A common observation that motivates the current work is that students and instructors are reluctant to rely on peer-provided feedback or grades for formative or summative purposes due to a concern about the accuracy and usefulness of peer feedback (e.g., Kaufman & Schunn, 2011). Indeed, there are a number of reasons to be concerned with using peer reviews even in formative feedback situations: 1) students tend not to revise when they receive very high ratings (Patchan et al., 2016); 2) harsh ratings can lead to negative self-evaluations which can then produce avoidant behaviors (Elizondo-Garcia et al., 2019); and 3) several online systems hold students accountable for the rating accuracy as a pressure to take the reviewing tasks seriously (Patchan et al., 2017).
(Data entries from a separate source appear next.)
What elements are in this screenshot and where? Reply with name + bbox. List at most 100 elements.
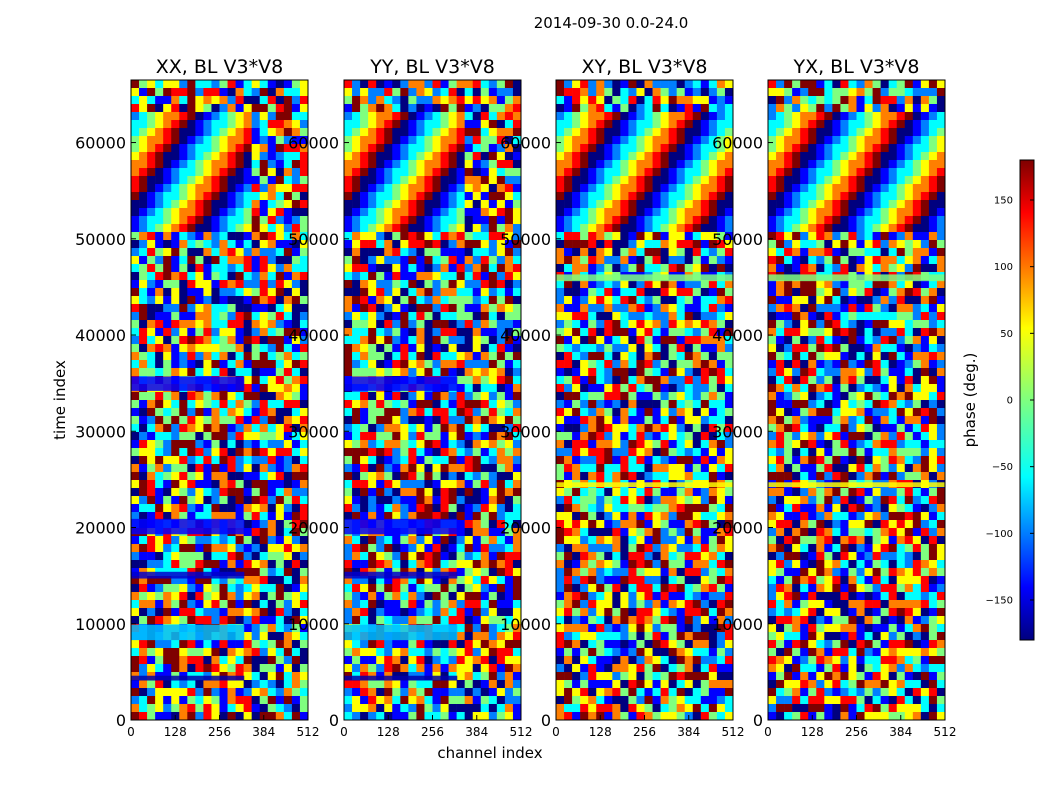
phase-cell — [179, 496, 188, 505]
phase-cell — [456, 200, 465, 209]
phase-cell — [488, 336, 498, 345]
phase-cell — [384, 248, 393, 257]
phase-cell — [448, 360, 457, 369]
phase-cell — [440, 344, 449, 353]
phase-cell — [251, 712, 261, 721]
phase-cell — [376, 296, 385, 305]
phase-cell — [440, 184, 449, 193]
phase-cell — [424, 144, 433, 153]
phase-cell — [400, 688, 409, 697]
phase-cell — [376, 208, 385, 217]
phase-cell — [299, 608, 309, 617]
phase-cell — [195, 512, 204, 521]
phase-cell — [259, 312, 269, 321]
phase-cell — [235, 392, 244, 401]
phase-cell — [235, 600, 244, 609]
phase-cell — [684, 168, 694, 177]
phase-cell — [432, 352, 441, 361]
phase-cell — [275, 424, 285, 433]
phase-cell — [556, 432, 565, 441]
phase-cell — [464, 128, 474, 137]
phase-cell — [708, 528, 718, 537]
phase-cell — [636, 80, 645, 89]
phase-cell — [259, 576, 269, 585]
phase-cell — [652, 80, 661, 89]
phase-cell — [299, 664, 309, 673]
phase-cell — [275, 688, 285, 697]
phase-cell — [580, 488, 589, 497]
phase-cell — [472, 336, 482, 345]
phase-cell — [267, 160, 277, 169]
phase-cell — [480, 472, 490, 481]
phase-cell — [275, 216, 285, 225]
phase-cell — [580, 504, 589, 513]
phase-cell — [700, 120, 710, 129]
phase-cell — [368, 192, 377, 201]
phase-cell — [448, 480, 457, 489]
phase-cell — [588, 312, 597, 321]
phase-cell — [432, 88, 441, 97]
phase-cell — [636, 88, 645, 97]
phase-cell — [384, 536, 393, 545]
phase-cell — [472, 416, 482, 425]
phase-cell — [195, 488, 204, 497]
phase-cell — [211, 232, 220, 241]
phase-cell — [235, 200, 244, 209]
phase-cell — [259, 168, 269, 177]
phase-cell — [219, 512, 228, 521]
phase-cell — [147, 96, 156, 105]
phase-cell — [283, 256, 293, 265]
phase-cell — [512, 400, 522, 409]
phase-cell — [652, 184, 661, 193]
phase-cell — [291, 320, 301, 329]
phase-cell — [424, 256, 433, 265]
phase-cell — [400, 416, 409, 425]
phase-cell — [392, 400, 401, 409]
phase-cell — [187, 176, 196, 185]
phase-cell — [352, 232, 361, 241]
phase-cell — [344, 216, 353, 225]
phase-cell — [392, 584, 401, 593]
phase-cell — [504, 616, 514, 625]
phase-cell — [171, 512, 180, 521]
phase-cell — [496, 688, 506, 697]
phase-cell — [283, 520, 293, 529]
phase-cell — [219, 320, 228, 329]
phase-cell — [227, 600, 236, 609]
phase-cell — [360, 296, 369, 305]
phase-cell — [283, 400, 293, 409]
phase-cell — [243, 80, 252, 89]
phase-cell — [668, 96, 677, 105]
phase-cell — [668, 528, 677, 537]
phase-cell — [195, 656, 204, 665]
phase-cell — [496, 424, 506, 433]
phase-cell — [556, 488, 565, 497]
phase-cell — [512, 408, 522, 417]
phase-cell — [400, 544, 409, 553]
phase-cell — [259, 504, 269, 513]
phase-cell — [480, 408, 490, 417]
phase-cell — [416, 192, 425, 201]
phase-cell — [504, 664, 514, 673]
phase-cell — [360, 544, 369, 553]
phase-cell — [291, 160, 301, 169]
phase-cell — [187, 368, 196, 377]
phase-cell — [155, 112, 164, 121]
phase-cell — [644, 352, 653, 361]
phase-cell — [251, 320, 261, 329]
phase-cell — [564, 432, 573, 441]
phase-cell — [227, 128, 236, 137]
phase-cell — [171, 128, 180, 137]
phase-cell — [416, 656, 425, 665]
phase-cell — [259, 624, 269, 633]
phase-cell — [708, 112, 718, 121]
phase-cell — [368, 616, 377, 625]
phase-cell — [179, 368, 188, 377]
phase-cell — [171, 352, 180, 361]
phase-cell — [408, 640, 417, 649]
phase-cell — [620, 520, 629, 529]
phase-cell — [724, 280, 734, 289]
phase-cell — [187, 592, 196, 601]
phase-cell — [448, 440, 457, 449]
phase-cell — [504, 136, 514, 145]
To address the concern about peer review, a large portion of peer review research, especially at the higher education level, has been focused on reliability and validity of ratings (e.g., (Chang et al., 2011, Cho et al., 2006, Falchikov and Goldfinch, 2000, Hovardas et al., 2014, Li et al., 2016, Luo et al., 2014, Preston and Colman, 2000, Tsivitanidou et al., 2011)). Interestingly, reliability and validity of peer ratings were generally found to be at acceptable levels among those studies. A recent meta-analysis found a high average correlation between peer and instructor ratings of 0.63 (Li et al., 2016). An earlier study of 16 different higher education courses reported an inter-rater reliability among peer raters that was generally medium to high, ranging from 0.45 to 0.88 (Cho et al., 2006). However, a few other studies have found lower levels of peer reliability and validity (e.g., Chang et al., 2011; Tsivitanidou et al., 2011). The varied levels of reliability and validity may be related to how the peer review was carried out (Patchan et al., 2017, Schunn et al., 2016).
This concern about reliability and validity holds across the wide range of contexts in which peer review is applied, such as assignments/tasks/artifacts of different forms (e.g., oral presentations, written documents and reports, programming code, or design products) and with different subject disciplines. While some researchers hypothesized that peer reviews in science/engineering subject disciplines may have higher accuracy than those in social science/arts, meta-analyses showed no significant difference between science/engineering and social science/arts in terms of peer review validity measured by correlation between peer and expert ratings (Falchikov and Goldfinch, 2000, Li et al., 2016). The most prevailing factors associated with peer review accuracy were found to be on how the peer review activities were carried out, e.g., peer raters’ understanding about the rating rubrics, and whether peer reviewers and reviewees were matched at random (Li et al., 2016).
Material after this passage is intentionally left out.